O próprio Jesus, em sua humanidade santíssima, sentia a necessidade disto para poder gozar da máxima intimidade com o Pai, apesar de estar hipostaticamente unido a Ele. Como se não tivessem bastado os trinta anos de sua existência em Nazaré, retirara-Se a um completo isolamento de quarenta dias, no deserto, em silêncio, na perspectiva de sua vida pública. E mesmo durante o tempo de sua atuação no meio do povo, era habitual refugiar-Se no silêncio dos montes. Por fim, antes da Paixão, abraçou o doloroso abandono de três horas no Horto das Oliveiras.

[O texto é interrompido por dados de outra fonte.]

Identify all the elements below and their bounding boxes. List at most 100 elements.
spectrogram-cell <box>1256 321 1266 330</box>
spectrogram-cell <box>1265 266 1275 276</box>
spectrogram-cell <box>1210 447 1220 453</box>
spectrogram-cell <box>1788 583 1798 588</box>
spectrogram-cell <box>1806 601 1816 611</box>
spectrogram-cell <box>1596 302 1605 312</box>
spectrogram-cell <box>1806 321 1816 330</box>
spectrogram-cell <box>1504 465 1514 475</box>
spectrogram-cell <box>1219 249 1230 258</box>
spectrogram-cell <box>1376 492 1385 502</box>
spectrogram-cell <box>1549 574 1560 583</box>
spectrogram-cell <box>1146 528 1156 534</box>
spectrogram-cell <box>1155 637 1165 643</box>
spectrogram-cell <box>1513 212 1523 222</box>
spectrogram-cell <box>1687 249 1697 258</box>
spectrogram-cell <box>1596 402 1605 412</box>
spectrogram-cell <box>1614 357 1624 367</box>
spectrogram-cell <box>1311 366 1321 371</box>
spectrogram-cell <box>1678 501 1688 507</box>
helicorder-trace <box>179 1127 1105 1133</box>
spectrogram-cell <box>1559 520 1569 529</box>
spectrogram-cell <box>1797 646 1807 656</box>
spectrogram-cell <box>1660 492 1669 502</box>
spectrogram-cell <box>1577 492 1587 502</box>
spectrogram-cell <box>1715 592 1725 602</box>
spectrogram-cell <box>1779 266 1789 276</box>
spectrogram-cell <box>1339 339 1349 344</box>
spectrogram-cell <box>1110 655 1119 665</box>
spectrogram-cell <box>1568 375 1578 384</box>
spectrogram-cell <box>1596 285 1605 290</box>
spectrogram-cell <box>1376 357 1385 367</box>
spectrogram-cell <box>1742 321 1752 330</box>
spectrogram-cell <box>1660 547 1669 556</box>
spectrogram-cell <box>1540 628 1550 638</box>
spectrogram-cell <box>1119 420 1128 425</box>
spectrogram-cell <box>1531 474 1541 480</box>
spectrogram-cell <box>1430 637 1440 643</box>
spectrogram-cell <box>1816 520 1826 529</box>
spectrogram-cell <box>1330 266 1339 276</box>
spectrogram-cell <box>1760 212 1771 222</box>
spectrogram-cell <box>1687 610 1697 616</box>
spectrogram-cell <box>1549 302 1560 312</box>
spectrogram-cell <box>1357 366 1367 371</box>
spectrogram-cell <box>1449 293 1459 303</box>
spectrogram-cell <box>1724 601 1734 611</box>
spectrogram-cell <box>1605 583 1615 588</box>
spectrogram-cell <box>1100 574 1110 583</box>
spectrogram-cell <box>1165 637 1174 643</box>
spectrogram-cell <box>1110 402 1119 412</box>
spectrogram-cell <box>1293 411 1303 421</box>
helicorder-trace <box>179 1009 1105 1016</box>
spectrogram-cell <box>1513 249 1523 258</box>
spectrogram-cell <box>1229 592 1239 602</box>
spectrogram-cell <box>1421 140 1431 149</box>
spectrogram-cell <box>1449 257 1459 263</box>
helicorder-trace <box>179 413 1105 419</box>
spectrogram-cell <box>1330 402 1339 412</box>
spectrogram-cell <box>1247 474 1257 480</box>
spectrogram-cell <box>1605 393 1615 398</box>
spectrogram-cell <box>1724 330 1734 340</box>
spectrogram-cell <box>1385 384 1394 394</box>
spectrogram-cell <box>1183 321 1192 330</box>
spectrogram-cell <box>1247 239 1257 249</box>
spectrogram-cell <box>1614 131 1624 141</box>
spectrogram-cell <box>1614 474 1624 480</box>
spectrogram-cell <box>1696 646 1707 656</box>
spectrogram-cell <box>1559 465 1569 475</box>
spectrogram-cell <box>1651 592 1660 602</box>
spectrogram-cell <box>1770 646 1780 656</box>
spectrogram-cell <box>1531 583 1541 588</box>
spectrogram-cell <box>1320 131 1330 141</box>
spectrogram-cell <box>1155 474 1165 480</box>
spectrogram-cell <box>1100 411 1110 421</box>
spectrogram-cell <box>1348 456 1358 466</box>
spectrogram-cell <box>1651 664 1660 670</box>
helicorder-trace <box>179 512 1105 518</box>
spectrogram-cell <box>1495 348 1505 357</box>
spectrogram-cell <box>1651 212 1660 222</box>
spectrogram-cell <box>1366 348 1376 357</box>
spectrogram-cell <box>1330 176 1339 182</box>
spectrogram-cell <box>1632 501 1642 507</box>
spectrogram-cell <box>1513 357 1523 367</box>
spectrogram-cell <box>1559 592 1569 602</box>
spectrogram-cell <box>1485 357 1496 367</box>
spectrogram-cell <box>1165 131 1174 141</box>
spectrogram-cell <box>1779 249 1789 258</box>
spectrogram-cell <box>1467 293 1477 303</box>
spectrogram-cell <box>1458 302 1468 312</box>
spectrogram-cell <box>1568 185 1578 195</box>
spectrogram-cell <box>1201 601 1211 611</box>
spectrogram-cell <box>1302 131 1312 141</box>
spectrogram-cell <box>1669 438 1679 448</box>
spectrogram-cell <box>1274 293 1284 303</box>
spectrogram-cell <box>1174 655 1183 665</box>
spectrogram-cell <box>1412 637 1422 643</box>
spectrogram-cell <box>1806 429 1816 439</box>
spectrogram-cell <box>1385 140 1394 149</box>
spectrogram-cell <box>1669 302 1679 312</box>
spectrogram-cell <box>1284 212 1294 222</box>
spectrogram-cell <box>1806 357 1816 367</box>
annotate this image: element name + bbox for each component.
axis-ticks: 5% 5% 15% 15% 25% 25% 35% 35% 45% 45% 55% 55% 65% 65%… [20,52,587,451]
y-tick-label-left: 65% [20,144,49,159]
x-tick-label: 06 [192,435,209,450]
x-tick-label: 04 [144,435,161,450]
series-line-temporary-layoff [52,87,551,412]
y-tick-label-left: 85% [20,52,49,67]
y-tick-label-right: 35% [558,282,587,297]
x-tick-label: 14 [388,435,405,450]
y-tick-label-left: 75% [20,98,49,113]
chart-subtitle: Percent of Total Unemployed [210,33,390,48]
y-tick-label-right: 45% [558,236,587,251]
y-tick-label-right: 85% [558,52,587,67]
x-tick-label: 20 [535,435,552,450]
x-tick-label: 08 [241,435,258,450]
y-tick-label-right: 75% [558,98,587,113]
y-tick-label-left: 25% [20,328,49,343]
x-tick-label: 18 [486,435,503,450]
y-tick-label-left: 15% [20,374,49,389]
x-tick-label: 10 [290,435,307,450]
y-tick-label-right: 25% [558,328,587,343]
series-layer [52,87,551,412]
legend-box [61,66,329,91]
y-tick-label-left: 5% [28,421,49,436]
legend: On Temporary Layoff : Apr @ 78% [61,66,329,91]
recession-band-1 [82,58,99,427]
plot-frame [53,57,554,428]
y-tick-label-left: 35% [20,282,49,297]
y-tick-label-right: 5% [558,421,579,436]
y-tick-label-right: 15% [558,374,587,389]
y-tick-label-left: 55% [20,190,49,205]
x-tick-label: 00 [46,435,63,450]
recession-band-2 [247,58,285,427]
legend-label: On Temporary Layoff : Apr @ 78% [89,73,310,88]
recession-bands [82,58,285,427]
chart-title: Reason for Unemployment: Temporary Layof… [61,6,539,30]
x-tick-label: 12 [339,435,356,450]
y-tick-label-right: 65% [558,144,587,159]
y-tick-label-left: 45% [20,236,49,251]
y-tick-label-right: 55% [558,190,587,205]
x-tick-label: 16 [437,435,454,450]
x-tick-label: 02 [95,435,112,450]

É nesse sentido que nos adverte São João da Cruz: “Uma Palavra pronunciou o Pai, que foi seu Filho, e esta fala sempre em eterno silêncio, e em silêncio há de ser ouvida pela alma”.[1]
Quão misterioso e fundamental é o silêncio! Deus mais nos visita no recolhimento do que nas atividades externas. Em geral, nossa vida sobrenatural dá passos mais firmes e decididos no silêncio do que em meio às ações. Os Sacramentos também produzem a graça em nossas almas sob o manto do silêncio. Este nos ensina a falar, como afirmava Sêneca: “Quem não sabe calar, não sabe falar”.[2]
De igual maneira, importantes são a serenidade e a calma no relacionamento humano ou na contemplação. Jesus, no Evangelho, nunca dá a impressão de estar asfixiado pela pressa. Às vezes até “perde tempo”: todos O procuram e Ele não Se deixa encontrar, tão absorto está na oração. No trecho evangélico de hoje convida seus discípulos a “perderem tempo” com Ele: “Vinde sozinhos para um lugar deserto, e descansai um pouco”. Recomenda frequentemente não se agitar. Quantos benefícios da “lentidão” recebe nossa saúde!
A este respeito, observa com acerto o Pregador da Casa Pontifícia, Pe. Raniero Cantalamessa: “Se a lentidão tem conotações evangélicas, é importante dar valor às ocasiões de descanso ou de demora que estão distribuídas ao longo da sucessão dos dias. O domingo e as festas, se são bem utilizadas, dão a possibilidade de cortar o ritmo de vida demasiado excitante e de estabelecer uma relação mais harmônica com as coisas, as pessoas e, sobretudo, consigo mesmo e com Deus”.[3]
Peçamos a Deus, desta maneira, que nos obtenha a graça de encontrarmos a verdadeira felicidade nesta Terra, vivendo do convívio santo, nobre e elevado com os outros, ou no relacionamento calmo, silencioso e sereno com Deus.
Extraído, com alterações de:
CLÁ DIAS, João Scognamiglio. O inédito sobre os Evangelhos: comentários aos Evangelhos dominicais. Città del Vaticano-São Paulo: LEV-Instituto Lumen Sapientiæ, 2014, v. 4, p. 240-250.
[1] SÃO JOÃO DA CRUZ. Dichos de Luz y Amor, n. 99. In: Vida y Obras. 5 ed. Madrid: BAC, 1964, p. 966.
[2] SÊNECA. De moribus. L. I, n. 145.
[3] CANTALAMESSA, Raniero. Echad las redes. Reflexiones sobre los Evangelios. Ciclo B. Valencia: Edicep, 2003, p. 259.